Last year seems to have passed without any posts from me on this site, either extolling the virtues of something or complaining about something else. I easily shift away from documenting my self-reflection, and I think that's what the past year of absence from this forum has proven.
So Jan 1, 2017 is tomorrow. It's a good time to reflect about the past year what I hope for the coming year. So, here goes... (And maybe I'll see if I can update more often in the new year)
I'm probably aware of 2016's losses in a more keen way than what any other aspect of the year stands out. First in those people who passed on: Prince, David Bowie, Elie Weisel, Mohammad Ali, Johan Cruyff, Umberto Eco, Gwen Ifill, Fidel Castro Leonard Cohen, Carrie Fischer. These are only a few, but these are people who impacted me at some point in my life, or continue to impact me. Combine that seeming onslaught of prominent people passing with the monumentally disgusting loss to Donald Trump that took place in November, 2016 as a year, was not a great one. (I'm not yet able to think clearly or constructively about our President Elect. Maybe sometime, but not yet.) I've also dealt with the loss of a major set of relationships associated with a contract at work. Again I recognize that as a loss, but I'm not sure that I have dealt with it in a way that is helpful yet.

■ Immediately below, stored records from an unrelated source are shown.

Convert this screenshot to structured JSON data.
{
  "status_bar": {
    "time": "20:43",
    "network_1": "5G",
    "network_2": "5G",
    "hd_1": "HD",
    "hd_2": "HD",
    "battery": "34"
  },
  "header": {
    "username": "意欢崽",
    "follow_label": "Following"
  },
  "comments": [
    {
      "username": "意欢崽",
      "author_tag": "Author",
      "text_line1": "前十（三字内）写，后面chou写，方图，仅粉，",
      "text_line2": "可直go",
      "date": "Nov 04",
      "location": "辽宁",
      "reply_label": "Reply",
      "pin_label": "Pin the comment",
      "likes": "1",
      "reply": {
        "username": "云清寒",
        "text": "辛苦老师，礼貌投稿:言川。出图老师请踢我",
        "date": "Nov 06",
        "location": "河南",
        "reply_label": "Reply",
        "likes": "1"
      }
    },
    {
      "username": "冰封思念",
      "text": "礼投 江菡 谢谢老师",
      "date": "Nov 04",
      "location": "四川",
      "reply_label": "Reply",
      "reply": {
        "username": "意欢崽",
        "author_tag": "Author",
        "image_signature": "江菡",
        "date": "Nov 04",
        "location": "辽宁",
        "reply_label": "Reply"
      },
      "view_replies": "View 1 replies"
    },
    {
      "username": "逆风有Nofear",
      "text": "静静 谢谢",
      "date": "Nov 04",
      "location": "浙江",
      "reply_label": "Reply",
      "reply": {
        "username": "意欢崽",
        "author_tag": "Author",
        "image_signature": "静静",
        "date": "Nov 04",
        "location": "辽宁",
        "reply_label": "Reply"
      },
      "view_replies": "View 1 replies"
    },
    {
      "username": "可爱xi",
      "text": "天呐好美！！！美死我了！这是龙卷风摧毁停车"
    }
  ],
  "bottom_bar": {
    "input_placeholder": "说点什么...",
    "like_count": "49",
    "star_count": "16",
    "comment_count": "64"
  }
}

So as I consider a year with a number of losses in it, I look forward to a new year with trepidation. I want it to be better. I want to make better choices. I want to do better when it comes to family and to friends. But I also worry about the mathematical result of progress and that it means loss in the future as well. What I'm saying is that 2016 won't be the last year I experience loss. I'd love for that to be the case, but reality remains in play.
So anyway, I purpose to live life in 2017 with more intentional love. to do better at listening and paying attention to the loved ones in my life, to read more and talk less, to cook more and eat less, to spend my spare time with others instead of by myself. and to always be real to myself and to the people I love.
Happy New Year to everyone reading this. and to everyone else, I suppose. Maybe I'll be back before next New Years.